To prosecute and imprison political leaders and corporate executives would require a parsing of legal boundaries and a recalibration of criminal accountability.

At many moments in history, humanity’s propensity for wanton destruction has demanded legal and moral restraint. One of those times, seared into modern consciousness, came at the close of World War II, when Soviet and Allied forces liberated the Nazi concentration camps at Auschwitz and Dachau. Photographs and newsreels shocked the conscience of the world. Never had so many witnessed evidence of a crime so heinous, and so without precedent, that a new word—genocide—was needed to describe it, and in short order, a new framework of international justice was erected to outlaw it.

Another crime of similar magnitude is now at large in the world. It is not as conspicuous and repugnant as a death camp, but its power of mass destruction, if left unchecked, would strike the lives of hundreds of millions of people. A movement to outlaw it, too, is gaining momentum.
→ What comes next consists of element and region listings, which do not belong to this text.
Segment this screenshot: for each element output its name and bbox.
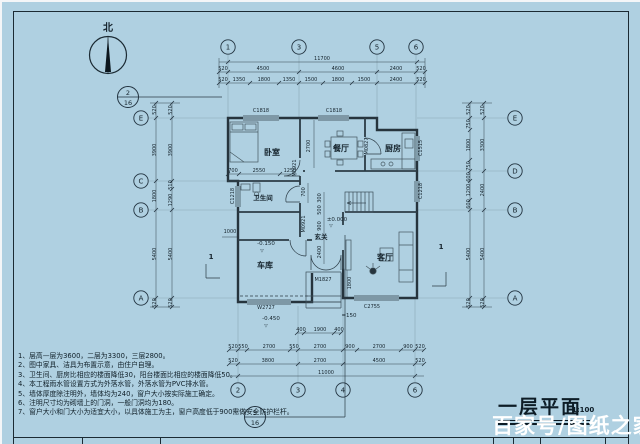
plan-label-28: 750 bbox=[466, 119, 472, 129]
door-symbols bbox=[284, 138, 381, 270]
plan-label-40: 520 bbox=[480, 298, 486, 308]
general-notes: 1、层高—层为3600，二层为3300，三层2800。 2、图中家具、洁具为布置… bbox=[18, 352, 294, 418]
room-kitchen: 厨房 bbox=[385, 143, 401, 153]
north-arrow bbox=[90, 37, 127, 74]
plan-label-5: 2400 bbox=[390, 66, 403, 72]
title-block-divider bbox=[605, 437, 606, 444]
plan-label-38: 2400 bbox=[480, 184, 486, 197]
plan-label-4: 4600 bbox=[332, 66, 345, 72]
detail-den-16: 16 bbox=[251, 419, 259, 427]
plan-label-47: 550 bbox=[289, 344, 299, 350]
section-mark-1-right: 1 bbox=[439, 243, 444, 251]
plan-label-62: 2700 bbox=[306, 140, 312, 153]
section-1-mark-left bbox=[206, 264, 220, 278]
plan-label-21: 520 bbox=[168, 105, 174, 115]
north-label: 北 bbox=[103, 21, 113, 34]
grid-label-3-1: 3 bbox=[297, 43, 301, 51]
plan-label-67: 700 bbox=[301, 187, 307, 197]
drawing-sheet: 北117005204500460024005205201350180013501… bbox=[0, 0, 640, 444]
plan-label-26: 520 bbox=[168, 298, 174, 308]
bed bbox=[230, 122, 258, 162]
grid-label-A-11: A bbox=[139, 294, 144, 302]
grid-label-C-9: C bbox=[139, 177, 144, 185]
plan-label-9: 1800 bbox=[258, 77, 271, 83]
plan-label-17: 3900 bbox=[152, 144, 158, 157]
window-c1818-bedroom: C1818 bbox=[253, 108, 269, 114]
plan-label-63: 300 bbox=[317, 193, 323, 203]
watermark: 百家号/图纸之家 bbox=[492, 410, 640, 440]
plan-label-30: 750 bbox=[466, 161, 472, 171]
plan-label-3: 4500 bbox=[257, 66, 270, 72]
plan-label-32: 1200 bbox=[466, 184, 472, 197]
plan-label-22: 3900 bbox=[168, 144, 174, 157]
plan-label-35: 520 bbox=[466, 298, 472, 308]
grid-label-6-3: 6 bbox=[414, 43, 419, 51]
plan-label-52: 520 bbox=[415, 344, 425, 350]
plan-label-6: 520 bbox=[416, 66, 426, 72]
plan-label-89: ▽ bbox=[329, 224, 333, 229]
level-minus450: -0.450 bbox=[262, 316, 280, 322]
window-c1515-kitchen: C1515 bbox=[418, 140, 424, 156]
plan-label-69: 1000 bbox=[224, 229, 237, 235]
grid-label-D-13: D bbox=[512, 167, 517, 175]
plan-label-58: 11000 bbox=[318, 370, 334, 376]
door-m0827-kitchen: M0827 bbox=[364, 137, 370, 154]
plan-label-55: 2700 bbox=[314, 358, 327, 364]
plan-label-49: 900 bbox=[345, 344, 355, 350]
step-note: =150 bbox=[341, 313, 357, 319]
grid-label-3-5: 3 bbox=[296, 386, 300, 394]
plan-label-37: 3300 bbox=[480, 139, 486, 152]
title-block-divider bbox=[513, 437, 514, 444]
plan-label-27: 520 bbox=[466, 105, 472, 115]
plan-label-93: ▽ bbox=[264, 324, 268, 329]
plan-label-2: 520 bbox=[218, 66, 228, 72]
room-dining: 餐厅 bbox=[332, 143, 349, 153]
title-block-divider bbox=[493, 437, 494, 444]
grid-label-6-7: 6 bbox=[413, 386, 418, 394]
plan-label-7: 520 bbox=[218, 77, 228, 83]
plan-label-59: 700 bbox=[228, 168, 238, 174]
plan-label-31: 600 bbox=[466, 172, 472, 182]
plan-label-51: 900 bbox=[403, 344, 413, 350]
plan-label-12: 1800 bbox=[332, 77, 345, 83]
note-7: 7、窗户大小和门大小为适宜大小，以具体施工为主，窗户高度低于900需做安全防护栏… bbox=[18, 408, 294, 417]
plan-label-10: 1350 bbox=[283, 77, 296, 83]
note-4: 4、本工程雨水管设置方式为外落水管，外落水管为PVC排水管。 bbox=[18, 380, 294, 389]
level-minus150: -0.150 bbox=[257, 241, 275, 247]
plan-label-45: 550 bbox=[238, 344, 248, 350]
plan-label-60: 2550 bbox=[253, 168, 266, 174]
plan-label-11: 1500 bbox=[305, 77, 318, 83]
plan-label-13: 1500 bbox=[358, 77, 371, 83]
grid-label-B-10: B bbox=[139, 206, 144, 214]
plan-label-16: 520 bbox=[152, 105, 158, 115]
grid-label-4-6: 4 bbox=[341, 386, 346, 394]
plan-label-33: 600 bbox=[466, 199, 472, 209]
grid-label-B-14: B bbox=[513, 206, 518, 214]
plan-label-66: 2400 bbox=[317, 246, 323, 259]
plant-icon bbox=[366, 263, 380, 274]
plan-label-43: 400 bbox=[334, 327, 344, 333]
plan-label-36: 520 bbox=[480, 105, 486, 115]
plan-label-14: 2400 bbox=[390, 77, 403, 83]
note-2: 2、图中家具、洁具为布置示意，由住户自理。 bbox=[18, 361, 294, 370]
plan-label-48: 2700 bbox=[314, 344, 327, 350]
plan-label-25: 5400 bbox=[168, 248, 174, 261]
title-block-divider bbox=[82, 437, 83, 444]
plan-label-65: 900 bbox=[317, 221, 323, 231]
plan-label-57: 520 bbox=[415, 358, 425, 364]
plan-label-44: 520 bbox=[228, 344, 238, 350]
grid-label-E-8: E bbox=[139, 114, 143, 122]
title-block-divider bbox=[160, 437, 161, 444]
plan-label-24: 1290 bbox=[168, 194, 174, 207]
grid-label-5-2: 5 bbox=[375, 43, 379, 51]
door-m1827-entry: M1827 bbox=[314, 277, 331, 283]
grid-label-A-15: A bbox=[513, 294, 518, 302]
window-w2727-garage: W2727 bbox=[257, 305, 275, 311]
plan-label-8: 1350 bbox=[233, 77, 246, 83]
plan-label-29: 1800 bbox=[466, 139, 472, 152]
plan-label-68: 1800 bbox=[347, 277, 353, 290]
note-1: 1、层高—层为3600，二层为3300，三层2800。 bbox=[18, 352, 294, 361]
title-block-divider bbox=[540, 437, 541, 444]
plan-label-19: 5400 bbox=[152, 248, 158, 261]
room-bedroom: 卧室 bbox=[264, 147, 280, 157]
section-1-mark-right bbox=[432, 272, 446, 286]
room-bathroom: 卫生间 bbox=[253, 193, 273, 202]
level-zero: ±0.000 bbox=[327, 217, 348, 223]
door-m0921-bath: M0921 bbox=[301, 215, 307, 232]
note-5: 5、墙体厚度除注明外，墙体均为240，窗户大小按实际施工确定。 bbox=[18, 390, 294, 399]
plan-label-91: ▽ bbox=[260, 249, 264, 254]
plan-label-42: 1900 bbox=[314, 327, 327, 333]
plan-label-23: 510 bbox=[168, 180, 174, 190]
plan-label-20: 520 bbox=[152, 298, 158, 308]
plan-label-34: 5400 bbox=[466, 248, 472, 261]
room-foyer: 玄关 bbox=[315, 232, 329, 241]
plan-label-39: 5400 bbox=[480, 248, 486, 261]
window-c2755-living: C2755 bbox=[364, 304, 380, 310]
grid-label-E-12: E bbox=[513, 114, 517, 122]
note-3: 3、卫生间、厨房比相应的楼面降低30，阳台楼面比相应的楼面降低50。 bbox=[18, 371, 294, 380]
plan-label-64: 500 bbox=[317, 205, 323, 215]
title-block-top-line bbox=[13, 437, 629, 438]
window-c1218-east: C1218 bbox=[418, 183, 424, 199]
plan-label-56: 4500 bbox=[373, 358, 386, 364]
plan-label-15: 520 bbox=[416, 77, 426, 83]
room-garage: 车库 bbox=[257, 260, 273, 270]
plan-label-1: 11700 bbox=[314, 56, 330, 62]
grid-label-1-0: 1 bbox=[226, 43, 230, 51]
section-mark-1-left: 1 bbox=[209, 253, 214, 261]
door-m0921-bedroom: M0921 bbox=[292, 159, 298, 176]
stairs bbox=[345, 192, 373, 212]
detail-den-16: 16 bbox=[124, 99, 132, 107]
window-c1218-bath: C1218 bbox=[230, 188, 236, 204]
window-c1818-dining: C1818 bbox=[326, 108, 342, 114]
plan-label-41: 400 bbox=[296, 327, 306, 333]
room-living: 客厅 bbox=[376, 252, 393, 262]
plan-label-46: 2700 bbox=[263, 344, 276, 350]
plan-label-50: 2700 bbox=[373, 344, 386, 350]
detail-num-2: 2 bbox=[126, 89, 130, 97]
plan-label-18: 1800 bbox=[152, 190, 158, 203]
That crime is called ecocide.

Pope Francis, shepherd of 1.2 billion Catholics, has been among the most outspoken, calling out the wrongdoing with the full force of his office. He has advocated for the prosecution of corporations for ecocide, defining it as the damage or destruction of natural resources, flora and fauna or ecosystems. He has also suggested enumerating it as a sin in the Catechism of the Catholic Church, a reference text for teaching the doctrine of the faith.